Starting in 2000 and after the increase of institutional investors in the fund, MetWest lowered its advisory fee to 35 bps and the Independent Trustees approved that rate. According to the decision, the advisory fee includes payment for MetWest’s management of the portfolio and for providing the personnel and resources to sponsor and manage a compliant fund, but with certain third parties providing additional specified services More than 80 investment professionals are involved in managing the fund’s portfolio.
With the fund’s management completely externalized, MetWest supplies the fund with officers and employees to operate the fund. Certain departments at MetWest provide the administrative and operational services necessary to operate the fund.
Under a separate document dated July 29, 2015, MetWest and the MetWest Funds entered into a “Supplemental Administration Agreement.” The fund’s board approved the agreement in 2015 and in 2017. That agreement covered the following services: general supervision of administration services, including but not limited to ongoing due diligence; reviewing and assisting in the preparation of certain regulatory filings; coordinating outside services for vendors and contractors and the audit of the fund’s financial statements; coordinating, preparing, and reviewing quarterly Board materials; supplemental compliance testing, consulting, and reporting; and reviewing tax work. The agreement allows MetWest to receive up to $650,000 each year in exchange for performing administrative services set forth in the agreement for all the MetWest Funds. However, Wu notes that as of trial, MetWest had not ever sought or received any fees from the MetWest Funds authorized by the Supplemental Administration Agreement.
Third-party service providers receive separate payments directly from the fund that are not included in the 35 bps advisory fee.
The court document then explains that MetWest serves as a “subadviser” to certain third-party mutual funds. As presented at trial, MetWest’s initial subadviser’s fee to the Subadvised Funds ranged from 15 bps to 35 bps. The sponsoring advisers for those funds in turn would add their own fees which ranged from 12 bps to 125 bps resulting in total charges of between 30 bps to 160 bps, with the average/mean rate being 58.4 bps and the median being 47 bps. While MetWest’s advisory fee for the Total Return Bond Fund is higher than all of the subadvisory fee rates it charged the Subadvised Funds (except for one fund, where it was the same), MetWest’s fee for the fund was considerably lower than combined total of the advisory and subadvisory fees charged as to each of the Subadvised Funds, except for one.

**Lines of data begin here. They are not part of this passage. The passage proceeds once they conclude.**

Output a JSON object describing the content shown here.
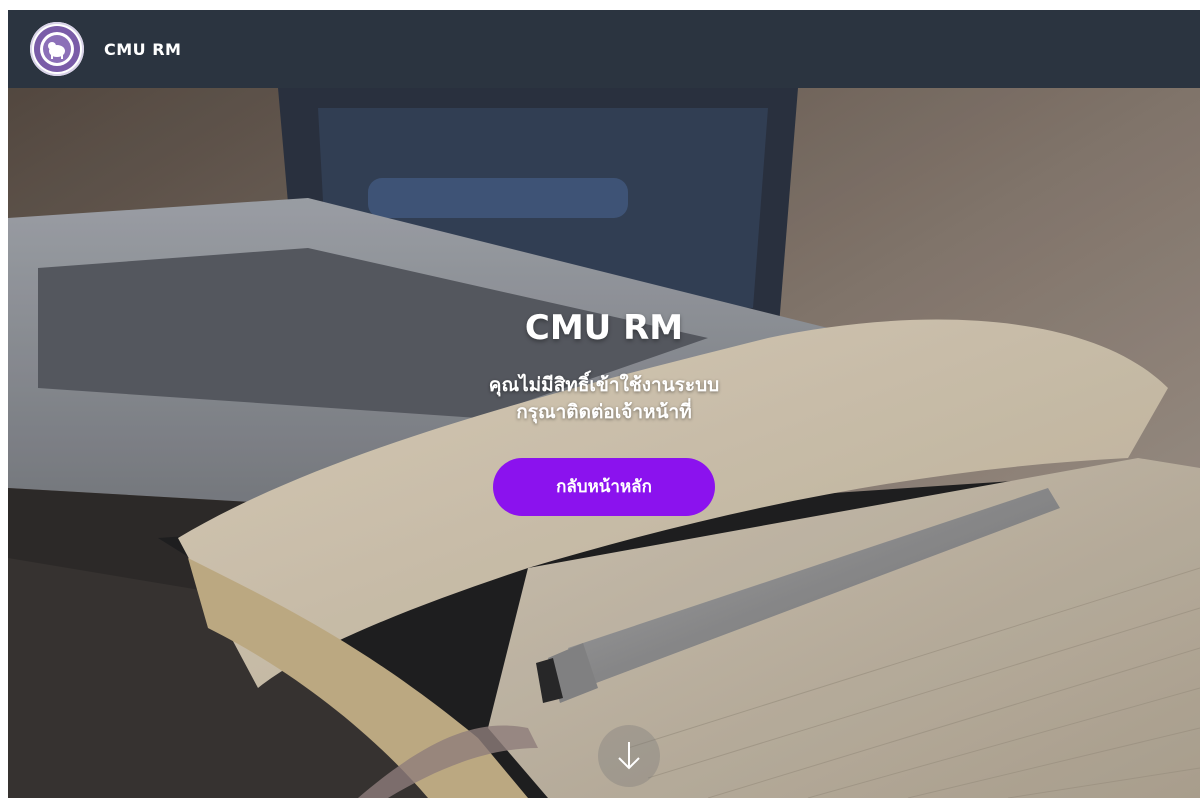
{
  "navbar": {
    "brand": "CMU RM",
    "logo_icon": "cmu-seal-icon"
  },
  "hero": {
    "title": "CMU RM",
    "message_line1": "คุณไม่มีสิทธิ์เข้าใช้งานระบบ",
    "message_line2": "กรุณาติดต่อเจ้าหน้าที่",
    "button_label": "กลับหน้าหลัก",
    "scroll_icon": "arrow-down-icon"
  },
  "colors": {
    "navbar": "#2b3440",
    "button": "#8b12ee",
    "text": "#ffffff"
  }
}
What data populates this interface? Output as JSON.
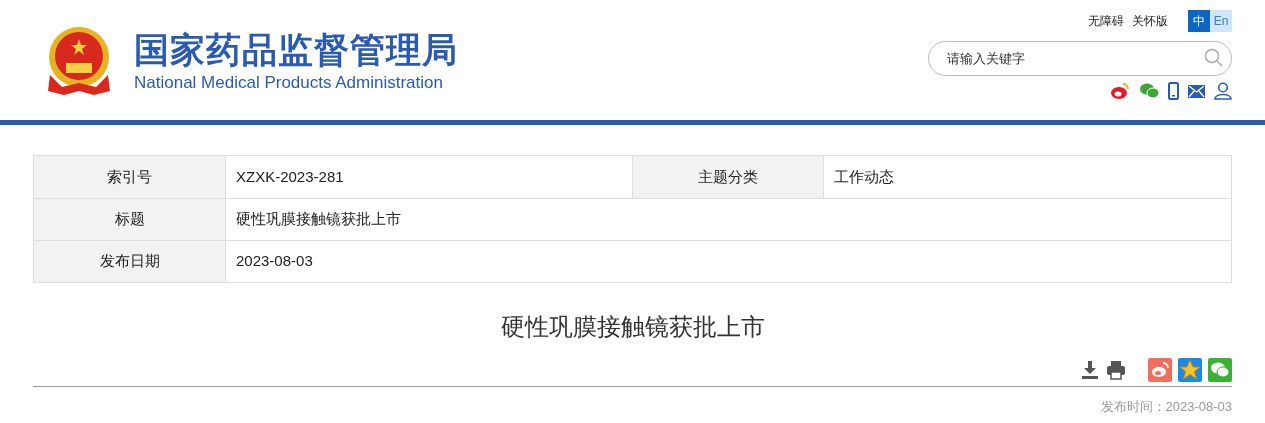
{
  "header": {
    "title": "国家药品监督管理局",
    "subtitle": "National Medical Products Administration",
    "links": [
      "无障碍",
      "关怀版"
    ],
    "languages": [
      {
        "label": "中",
        "selected": true
      },
      {
        "label": "En",
        "selected": false
      }
    ],
    "search": {
      "placeholder": "请输入关键字"
    }
  },
  "info_table": {
    "rows": [
      {
        "cells": [
          {
            "kind": "label",
            "text": "索引号"
          },
          {
            "kind": "value",
            "text": "XZXK-2023-281"
          },
          {
            "kind": "label",
            "text": "主题分类"
          },
          {
            "kind": "value",
            "text": "工作动态"
          }
        ]
      },
      {
        "cells": [
          {
            "kind": "label",
            "text": "标题"
          },
          {
            "kind": "wide",
            "text": "硬性巩膜接触镜获批上市"
          }
        ]
      },
      {
        "cells": [
          {
            "kind": "label",
            "text": "发布日期"
          },
          {
            "kind": "wide",
            "text": "2023-08-03"
          }
        ]
      }
    ]
  },
  "article": {
    "title": "硬性巩膜接触镜获批上市",
    "published": "发布时间：2023-08-03"
  }
}
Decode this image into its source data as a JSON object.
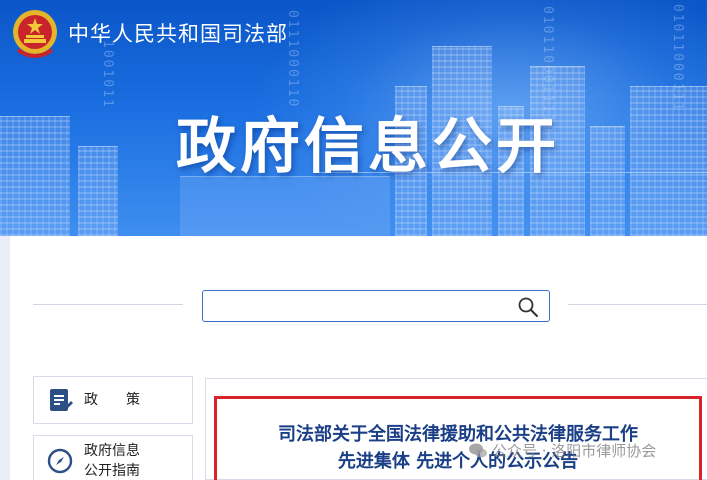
{
  "header": {
    "ministry_name": "中华人民共和国司法部",
    "banner_title": "政府信息公开",
    "binary_strings": [
      "0101100011110",
      "1001011",
      "0111000110",
      "01011000111"
    ],
    "emblem_icon": "national-emblem-icon"
  },
  "search": {
    "value": "",
    "placeholder": "",
    "icon": "search-icon"
  },
  "sidebar": {
    "items": [
      {
        "label": "政　　策",
        "icon": "document-edit-icon"
      },
      {
        "label": "政府信息\n公开指南",
        "icon": "compass-icon"
      }
    ]
  },
  "notice": {
    "title_line1": "司法部关于全国法律援助和公共法律服务工作",
    "title_line2": "先进集体 先进个人的公示公告"
  },
  "watermark": {
    "text": "公众号 · 洛阳市律师协会",
    "icon": "wechat-icon"
  },
  "colors": {
    "banner_blue": "#1a6ee0",
    "accent_red": "#d9232b",
    "title_blue": "#1a3f86",
    "search_border": "#3a6fc4"
  }
}
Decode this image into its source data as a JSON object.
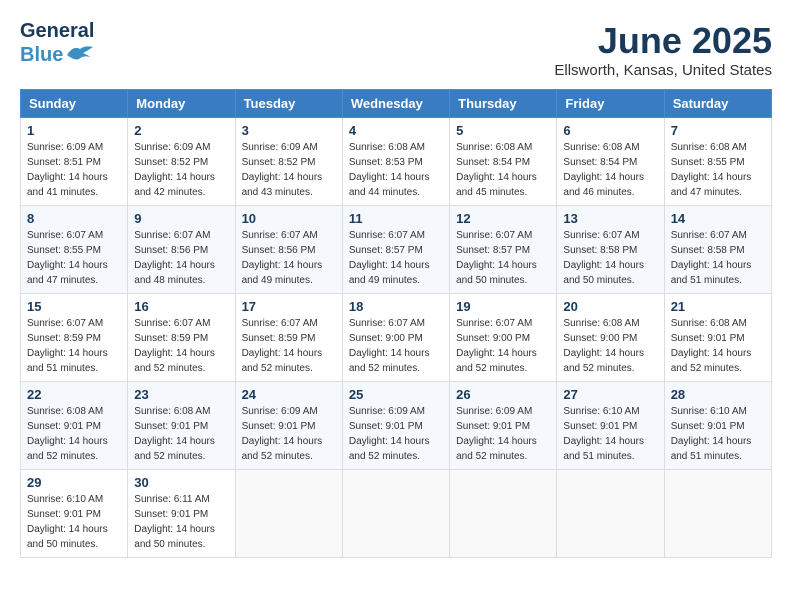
{
  "header": {
    "logo_line1": "General",
    "logo_line2": "Blue",
    "month": "June 2025",
    "location": "Ellsworth, Kansas, United States"
  },
  "weekdays": [
    "Sunday",
    "Monday",
    "Tuesday",
    "Wednesday",
    "Thursday",
    "Friday",
    "Saturday"
  ],
  "weeks": [
    [
      {
        "day": "1",
        "sunrise": "6:09 AM",
        "sunset": "8:51 PM",
        "daylight": "14 hours and 41 minutes."
      },
      {
        "day": "2",
        "sunrise": "6:09 AM",
        "sunset": "8:52 PM",
        "daylight": "14 hours and 42 minutes."
      },
      {
        "day": "3",
        "sunrise": "6:09 AM",
        "sunset": "8:52 PM",
        "daylight": "14 hours and 43 minutes."
      },
      {
        "day": "4",
        "sunrise": "6:08 AM",
        "sunset": "8:53 PM",
        "daylight": "14 hours and 44 minutes."
      },
      {
        "day": "5",
        "sunrise": "6:08 AM",
        "sunset": "8:54 PM",
        "daylight": "14 hours and 45 minutes."
      },
      {
        "day": "6",
        "sunrise": "6:08 AM",
        "sunset": "8:54 PM",
        "daylight": "14 hours and 46 minutes."
      },
      {
        "day": "7",
        "sunrise": "6:08 AM",
        "sunset": "8:55 PM",
        "daylight": "14 hours and 47 minutes."
      }
    ],
    [
      {
        "day": "8",
        "sunrise": "6:07 AM",
        "sunset": "8:55 PM",
        "daylight": "14 hours and 47 minutes."
      },
      {
        "day": "9",
        "sunrise": "6:07 AM",
        "sunset": "8:56 PM",
        "daylight": "14 hours and 48 minutes."
      },
      {
        "day": "10",
        "sunrise": "6:07 AM",
        "sunset": "8:56 PM",
        "daylight": "14 hours and 49 minutes."
      },
      {
        "day": "11",
        "sunrise": "6:07 AM",
        "sunset": "8:57 PM",
        "daylight": "14 hours and 49 minutes."
      },
      {
        "day": "12",
        "sunrise": "6:07 AM",
        "sunset": "8:57 PM",
        "daylight": "14 hours and 50 minutes."
      },
      {
        "day": "13",
        "sunrise": "6:07 AM",
        "sunset": "8:58 PM",
        "daylight": "14 hours and 50 minutes."
      },
      {
        "day": "14",
        "sunrise": "6:07 AM",
        "sunset": "8:58 PM",
        "daylight": "14 hours and 51 minutes."
      }
    ],
    [
      {
        "day": "15",
        "sunrise": "6:07 AM",
        "sunset": "8:59 PM",
        "daylight": "14 hours and 51 minutes."
      },
      {
        "day": "16",
        "sunrise": "6:07 AM",
        "sunset": "8:59 PM",
        "daylight": "14 hours and 52 minutes."
      },
      {
        "day": "17",
        "sunrise": "6:07 AM",
        "sunset": "8:59 PM",
        "daylight": "14 hours and 52 minutes."
      },
      {
        "day": "18",
        "sunrise": "6:07 AM",
        "sunset": "9:00 PM",
        "daylight": "14 hours and 52 minutes."
      },
      {
        "day": "19",
        "sunrise": "6:07 AM",
        "sunset": "9:00 PM",
        "daylight": "14 hours and 52 minutes."
      },
      {
        "day": "20",
        "sunrise": "6:08 AM",
        "sunset": "9:00 PM",
        "daylight": "14 hours and 52 minutes."
      },
      {
        "day": "21",
        "sunrise": "6:08 AM",
        "sunset": "9:01 PM",
        "daylight": "14 hours and 52 minutes."
      }
    ],
    [
      {
        "day": "22",
        "sunrise": "6:08 AM",
        "sunset": "9:01 PM",
        "daylight": "14 hours and 52 minutes."
      },
      {
        "day": "23",
        "sunrise": "6:08 AM",
        "sunset": "9:01 PM",
        "daylight": "14 hours and 52 minutes."
      },
      {
        "day": "24",
        "sunrise": "6:09 AM",
        "sunset": "9:01 PM",
        "daylight": "14 hours and 52 minutes."
      },
      {
        "day": "25",
        "sunrise": "6:09 AM",
        "sunset": "9:01 PM",
        "daylight": "14 hours and 52 minutes."
      },
      {
        "day": "26",
        "sunrise": "6:09 AM",
        "sunset": "9:01 PM",
        "daylight": "14 hours and 52 minutes."
      },
      {
        "day": "27",
        "sunrise": "6:10 AM",
        "sunset": "9:01 PM",
        "daylight": "14 hours and 51 minutes."
      },
      {
        "day": "28",
        "sunrise": "6:10 AM",
        "sunset": "9:01 PM",
        "daylight": "14 hours and 51 minutes."
      }
    ],
    [
      {
        "day": "29",
        "sunrise": "6:10 AM",
        "sunset": "9:01 PM",
        "daylight": "14 hours and 50 minutes."
      },
      {
        "day": "30",
        "sunrise": "6:11 AM",
        "sunset": "9:01 PM",
        "daylight": "14 hours and 50 minutes."
      },
      null,
      null,
      null,
      null,
      null
    ]
  ],
  "labels": {
    "sunrise": "Sunrise: ",
    "sunset": "Sunset: ",
    "daylight": "Daylight: "
  }
}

The plaintiff argues that the Board’s process failed the fund because the Board: (1) did not seek or discuss a reduction in fees; (2) failed to sufficiently analyze economies of scale, costs, and profits; (3) failed to consider services that MetWest performs for both the Fund and the Subadvised Funds; and (4) erroneously relied on captive fund fee comparisons. In response, the defendant argues that the plaintiff has provided no evidence that the Independent Trustees failed to consider any relevant factor in approving the 35 bps advisory fee. Wu concluded that the Board’s 15(c) process was sufficiently robust.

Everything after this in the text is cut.